Developing totally new approaches has lagged, but innovation and invention can be like that sometimes. Broadly and equitably supporting MATs has helped people with OUD access evidence-based treatments. In the absence of a cure, we have made limited progress in developing and implementing effective non-opioid therapies. However, the doctors’ original focus on leveraging science to guide policy, improve treatments, and address root causes of the opioid epidemic was spot on, saving lives.

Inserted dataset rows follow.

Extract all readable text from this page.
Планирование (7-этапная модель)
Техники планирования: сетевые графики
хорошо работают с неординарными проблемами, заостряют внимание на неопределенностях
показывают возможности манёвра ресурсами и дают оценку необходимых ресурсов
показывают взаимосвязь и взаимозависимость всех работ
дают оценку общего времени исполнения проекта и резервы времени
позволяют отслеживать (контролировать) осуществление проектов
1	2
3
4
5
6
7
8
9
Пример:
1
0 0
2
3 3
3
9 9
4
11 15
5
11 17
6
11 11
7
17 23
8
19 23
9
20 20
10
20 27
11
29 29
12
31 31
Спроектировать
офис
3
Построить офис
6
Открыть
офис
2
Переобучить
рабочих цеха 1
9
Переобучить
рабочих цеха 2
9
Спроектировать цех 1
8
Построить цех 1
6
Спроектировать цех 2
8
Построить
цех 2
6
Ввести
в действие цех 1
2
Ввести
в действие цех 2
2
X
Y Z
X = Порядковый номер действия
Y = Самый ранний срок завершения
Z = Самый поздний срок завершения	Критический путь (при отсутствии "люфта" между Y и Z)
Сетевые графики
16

Policy Initiatives Impacted Opioid Prescribing and Pain Management Shifts. Grade: B-

Balancing effective pain management with risks of opioid use remains challenging. Patients with pain are treated with a combination of alternative strategies and therapies, with mixed outcomes. In states where it is legal, cannabis is increasingly used as an alternative treatment for chronic pain—even though evidence of its efficacy is mixed and cannabis use disorders may emerge. Complementary and alternative treatments like acupuncture, chiropractic care, massage therapy, and yoga are gaining popularity. Alternative therapies can’t provide the same level of relief as opioids. Those with complex or severe pain feel marginalized by policies restricting opioids. Non-pharmacological therapies like physical therapy, acupuncture, or CBT may be expensive, time-intensive, or uncovered by insurance. Many patients report inadequate relief, difficulty accessing specialized therapies, and frustration with the healthcare system.

New Hope in the Lab

Yale researchers identified alternative compounds with therapeutic potential chemicals extracted from the cannabis plant. A recent study showed that certain cannabinoids reduced the activity of a protein central to pain signaling in the peripheral nervous system. The protein, Nav1.8, enables repetitive firing of those neurons, a key process in transmitting pain signals. Blocking Nav1.8, and muting its activity, has shown promise in reducing pain in clinical studies. Cannabigerol in particular has the potential to provide effective pain relief without opioid risks.

Summary

In the opioid death crisis, the first phase was dominated by prescription pain medication abuse. Volkow and McLellan outlined changes necessary to reverse the epidemic. While tremendous progress has been made in this decade, more needs to be done as users first switched from pain medications to heroin, then fentanyl, adding xylazine, and now speedballing or polydrug use. The investment in prevention efforts, such as the DEA’s “One Pill Can Kill”, should be expanded.